Addressing Safety Concerns
Alphabet Soup and Baby Food
The elderly, infantile, and immunocompromised are a special group of consumers that require more safety precautions than the average consumer. So when a scientific body rules something is safe for this special group, it usually draws attention.
In June 2015, the Joint FAO/WHO Expert Committee on Food Additives (JECFA) released its full technical report on carrageenan safety in infant formula. The committee concluded that, "use of carrageenan in infant formula or formula for special medical purposes at concentrations up to 1000 mg/L is not of concern."
The committee also noted, "These new studies [on the safety of carrageenan for human infant exposure] allay the earlier concerns that carrageenan, which is unlikely to be absorbed, may have a direct effect on the immature gut."
The JECFA's ruling carries the weight of the United Nations, but it's not the only safety approval on carrageenan: The International Agency for Research on Cancer and the National Institutes of Health (NIH) classify carrageenan as non-carcinogenic. The US FDA considers carrageenan an approved food additive, even for use in organic foods. The Select Committee on GRAS Substances (SCOGS) has classified carrageenan as GRAS ("Generally Recognized As Safe").
Notably, the SCOGS includes the following disclaimer:
"While no evidence in the available information on undegraded carrageenan demonstrates a hazard to the public when it is used at levels that are now current and in the manner now practiced, uncertainties exist requiring that additional studies should be conducted."
These "additional studies" now complete and ruled upon by the great authority of the FAO/WHO JECFA, this SCOGS disclaimer is likely to change.
Bottom Line
What we have here is a failure to communicate. The public outcries to remove carrageenan in food over safety concerns are misguided, due to the confusion of poligeenan and carrageenan.
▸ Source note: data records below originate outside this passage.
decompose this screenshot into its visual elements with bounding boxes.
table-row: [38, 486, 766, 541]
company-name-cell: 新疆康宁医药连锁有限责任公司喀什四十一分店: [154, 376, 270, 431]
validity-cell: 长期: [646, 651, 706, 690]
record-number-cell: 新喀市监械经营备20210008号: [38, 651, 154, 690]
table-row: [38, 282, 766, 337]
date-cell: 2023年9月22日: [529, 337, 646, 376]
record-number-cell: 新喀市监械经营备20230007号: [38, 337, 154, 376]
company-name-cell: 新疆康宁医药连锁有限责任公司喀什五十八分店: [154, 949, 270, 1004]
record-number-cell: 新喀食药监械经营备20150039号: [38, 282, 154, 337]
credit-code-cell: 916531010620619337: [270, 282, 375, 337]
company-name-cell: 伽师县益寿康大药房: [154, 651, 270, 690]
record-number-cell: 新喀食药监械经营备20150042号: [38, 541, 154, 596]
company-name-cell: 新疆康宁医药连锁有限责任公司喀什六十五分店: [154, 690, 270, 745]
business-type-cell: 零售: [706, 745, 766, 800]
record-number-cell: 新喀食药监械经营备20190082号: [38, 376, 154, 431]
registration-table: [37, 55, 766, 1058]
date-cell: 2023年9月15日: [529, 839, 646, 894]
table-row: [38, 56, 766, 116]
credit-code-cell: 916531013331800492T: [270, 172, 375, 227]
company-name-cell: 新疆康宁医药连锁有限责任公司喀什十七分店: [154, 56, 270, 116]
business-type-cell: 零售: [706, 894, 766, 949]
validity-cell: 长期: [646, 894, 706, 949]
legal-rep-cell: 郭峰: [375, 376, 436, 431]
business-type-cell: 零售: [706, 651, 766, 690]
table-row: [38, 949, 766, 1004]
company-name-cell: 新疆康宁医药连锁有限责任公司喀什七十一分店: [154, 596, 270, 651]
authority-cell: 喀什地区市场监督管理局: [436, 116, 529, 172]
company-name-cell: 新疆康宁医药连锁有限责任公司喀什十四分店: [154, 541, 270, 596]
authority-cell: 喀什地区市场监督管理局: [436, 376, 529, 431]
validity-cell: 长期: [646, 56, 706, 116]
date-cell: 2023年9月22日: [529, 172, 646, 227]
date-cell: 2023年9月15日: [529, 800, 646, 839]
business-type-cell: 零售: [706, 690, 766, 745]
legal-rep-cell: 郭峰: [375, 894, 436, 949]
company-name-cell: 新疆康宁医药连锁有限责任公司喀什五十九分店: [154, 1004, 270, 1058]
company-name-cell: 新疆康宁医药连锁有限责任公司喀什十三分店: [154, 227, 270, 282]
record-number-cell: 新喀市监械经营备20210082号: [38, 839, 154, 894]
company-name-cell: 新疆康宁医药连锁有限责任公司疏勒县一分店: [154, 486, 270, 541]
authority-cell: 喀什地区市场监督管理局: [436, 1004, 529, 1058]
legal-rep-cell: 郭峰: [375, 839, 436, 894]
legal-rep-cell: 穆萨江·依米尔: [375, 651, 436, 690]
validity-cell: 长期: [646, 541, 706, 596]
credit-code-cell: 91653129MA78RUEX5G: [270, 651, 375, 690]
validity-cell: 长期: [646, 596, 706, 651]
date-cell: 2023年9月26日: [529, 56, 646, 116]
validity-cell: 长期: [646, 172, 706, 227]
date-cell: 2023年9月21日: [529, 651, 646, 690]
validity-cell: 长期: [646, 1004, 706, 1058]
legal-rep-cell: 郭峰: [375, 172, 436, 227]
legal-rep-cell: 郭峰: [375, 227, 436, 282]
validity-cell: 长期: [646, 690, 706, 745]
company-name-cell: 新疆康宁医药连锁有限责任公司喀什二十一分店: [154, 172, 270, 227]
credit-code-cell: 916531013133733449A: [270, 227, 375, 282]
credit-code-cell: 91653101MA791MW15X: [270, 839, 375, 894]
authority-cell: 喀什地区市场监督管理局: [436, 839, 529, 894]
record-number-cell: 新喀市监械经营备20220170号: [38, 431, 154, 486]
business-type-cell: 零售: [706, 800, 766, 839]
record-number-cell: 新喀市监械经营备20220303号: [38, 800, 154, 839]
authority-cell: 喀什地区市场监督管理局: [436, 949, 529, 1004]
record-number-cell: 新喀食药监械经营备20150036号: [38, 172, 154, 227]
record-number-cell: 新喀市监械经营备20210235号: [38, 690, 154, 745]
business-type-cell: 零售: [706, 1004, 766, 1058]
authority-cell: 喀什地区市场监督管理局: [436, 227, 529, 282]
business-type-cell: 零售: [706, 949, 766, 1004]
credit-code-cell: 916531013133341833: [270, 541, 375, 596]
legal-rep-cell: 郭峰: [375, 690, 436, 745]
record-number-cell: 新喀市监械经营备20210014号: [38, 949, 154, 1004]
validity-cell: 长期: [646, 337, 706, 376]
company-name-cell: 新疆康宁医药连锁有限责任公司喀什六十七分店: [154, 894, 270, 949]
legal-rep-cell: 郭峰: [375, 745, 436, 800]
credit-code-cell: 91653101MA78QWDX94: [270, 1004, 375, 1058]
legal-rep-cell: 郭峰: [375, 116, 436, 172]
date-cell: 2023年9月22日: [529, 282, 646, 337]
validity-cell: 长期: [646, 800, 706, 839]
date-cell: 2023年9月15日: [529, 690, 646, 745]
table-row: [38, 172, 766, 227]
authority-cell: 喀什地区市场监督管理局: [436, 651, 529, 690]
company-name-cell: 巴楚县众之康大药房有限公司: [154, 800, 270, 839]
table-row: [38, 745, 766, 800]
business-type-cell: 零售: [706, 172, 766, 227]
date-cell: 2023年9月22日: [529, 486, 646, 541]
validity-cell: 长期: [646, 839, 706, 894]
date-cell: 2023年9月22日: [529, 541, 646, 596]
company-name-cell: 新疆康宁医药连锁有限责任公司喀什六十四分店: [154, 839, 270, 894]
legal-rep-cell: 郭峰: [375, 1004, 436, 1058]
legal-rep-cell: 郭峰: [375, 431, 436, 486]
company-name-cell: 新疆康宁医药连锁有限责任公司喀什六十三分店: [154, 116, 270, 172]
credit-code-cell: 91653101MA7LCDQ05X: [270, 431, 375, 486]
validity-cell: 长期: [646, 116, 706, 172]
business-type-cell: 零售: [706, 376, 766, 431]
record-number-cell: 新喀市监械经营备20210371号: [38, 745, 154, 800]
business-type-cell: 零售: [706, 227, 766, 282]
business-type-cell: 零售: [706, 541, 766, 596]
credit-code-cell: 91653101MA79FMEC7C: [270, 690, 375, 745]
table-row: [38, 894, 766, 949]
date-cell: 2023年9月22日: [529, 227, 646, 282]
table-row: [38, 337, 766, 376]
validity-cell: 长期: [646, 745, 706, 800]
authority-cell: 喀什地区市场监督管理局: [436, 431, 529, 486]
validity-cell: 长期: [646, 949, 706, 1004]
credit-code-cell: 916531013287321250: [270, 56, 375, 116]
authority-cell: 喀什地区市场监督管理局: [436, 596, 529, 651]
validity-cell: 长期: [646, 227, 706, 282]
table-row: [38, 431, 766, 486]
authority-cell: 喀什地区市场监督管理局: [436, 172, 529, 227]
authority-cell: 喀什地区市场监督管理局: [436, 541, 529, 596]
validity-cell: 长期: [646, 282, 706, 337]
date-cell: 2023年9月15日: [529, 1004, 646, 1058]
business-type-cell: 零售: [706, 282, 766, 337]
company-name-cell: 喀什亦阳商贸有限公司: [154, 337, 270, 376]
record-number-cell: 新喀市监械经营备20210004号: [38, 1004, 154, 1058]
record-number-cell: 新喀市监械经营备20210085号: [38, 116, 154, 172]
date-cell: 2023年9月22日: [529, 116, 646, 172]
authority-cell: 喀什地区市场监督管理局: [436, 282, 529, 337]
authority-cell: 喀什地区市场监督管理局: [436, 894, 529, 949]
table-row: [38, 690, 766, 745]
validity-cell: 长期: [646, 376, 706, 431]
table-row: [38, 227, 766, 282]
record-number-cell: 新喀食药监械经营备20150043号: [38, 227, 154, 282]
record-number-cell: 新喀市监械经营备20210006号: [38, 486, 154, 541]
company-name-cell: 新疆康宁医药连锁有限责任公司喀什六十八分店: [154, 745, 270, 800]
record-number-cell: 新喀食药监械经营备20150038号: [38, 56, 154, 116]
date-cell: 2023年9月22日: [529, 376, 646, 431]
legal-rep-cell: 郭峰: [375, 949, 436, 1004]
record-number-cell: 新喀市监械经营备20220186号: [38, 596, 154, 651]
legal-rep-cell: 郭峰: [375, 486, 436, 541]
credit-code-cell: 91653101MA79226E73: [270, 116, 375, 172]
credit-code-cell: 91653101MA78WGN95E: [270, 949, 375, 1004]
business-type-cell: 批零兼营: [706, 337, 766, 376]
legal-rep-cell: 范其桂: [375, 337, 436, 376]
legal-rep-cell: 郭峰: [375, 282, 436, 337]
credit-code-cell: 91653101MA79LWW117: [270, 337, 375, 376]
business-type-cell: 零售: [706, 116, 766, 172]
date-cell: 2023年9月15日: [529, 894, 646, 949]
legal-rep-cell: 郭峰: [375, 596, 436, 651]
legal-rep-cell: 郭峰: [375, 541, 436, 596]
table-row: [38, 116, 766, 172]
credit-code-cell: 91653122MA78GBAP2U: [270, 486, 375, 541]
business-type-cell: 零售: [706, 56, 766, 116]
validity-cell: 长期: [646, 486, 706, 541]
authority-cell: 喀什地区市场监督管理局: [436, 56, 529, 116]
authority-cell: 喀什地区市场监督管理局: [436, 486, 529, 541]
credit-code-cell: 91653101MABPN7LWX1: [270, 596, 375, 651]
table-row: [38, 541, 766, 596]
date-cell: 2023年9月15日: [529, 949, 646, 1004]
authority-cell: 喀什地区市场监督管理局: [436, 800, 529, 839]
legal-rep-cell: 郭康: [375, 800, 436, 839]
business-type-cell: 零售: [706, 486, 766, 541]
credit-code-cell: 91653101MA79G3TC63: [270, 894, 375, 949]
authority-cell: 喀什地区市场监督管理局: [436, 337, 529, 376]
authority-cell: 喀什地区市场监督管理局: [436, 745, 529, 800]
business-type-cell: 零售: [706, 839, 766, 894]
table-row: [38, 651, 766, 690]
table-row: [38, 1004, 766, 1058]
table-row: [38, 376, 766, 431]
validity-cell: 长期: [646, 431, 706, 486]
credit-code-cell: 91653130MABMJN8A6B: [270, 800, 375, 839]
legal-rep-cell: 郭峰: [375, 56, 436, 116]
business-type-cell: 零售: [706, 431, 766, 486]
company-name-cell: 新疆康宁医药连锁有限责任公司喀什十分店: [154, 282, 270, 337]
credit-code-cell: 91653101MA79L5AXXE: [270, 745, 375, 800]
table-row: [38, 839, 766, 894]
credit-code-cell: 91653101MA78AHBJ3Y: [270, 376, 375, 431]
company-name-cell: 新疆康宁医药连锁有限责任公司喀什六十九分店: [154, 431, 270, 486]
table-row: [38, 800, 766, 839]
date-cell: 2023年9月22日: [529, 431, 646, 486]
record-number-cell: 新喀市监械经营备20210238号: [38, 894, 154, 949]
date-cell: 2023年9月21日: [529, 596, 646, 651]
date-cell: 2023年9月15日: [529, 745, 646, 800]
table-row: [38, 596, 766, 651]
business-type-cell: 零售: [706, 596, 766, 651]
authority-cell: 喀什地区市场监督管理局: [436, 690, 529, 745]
Poligeenan is not carrageenan, and neither the human body nor the gentle processing of carrageenan can turn one into the other. The claim that carrageenan causes gastrointestinal distress has been debunked by one of the most credible, unbiased scientific committees in the world. So now it's up to you, the consumer. If you had to pick sides, who would you believe? When you approach that yellow light, in this particular case, rest assured the coast is totally clear.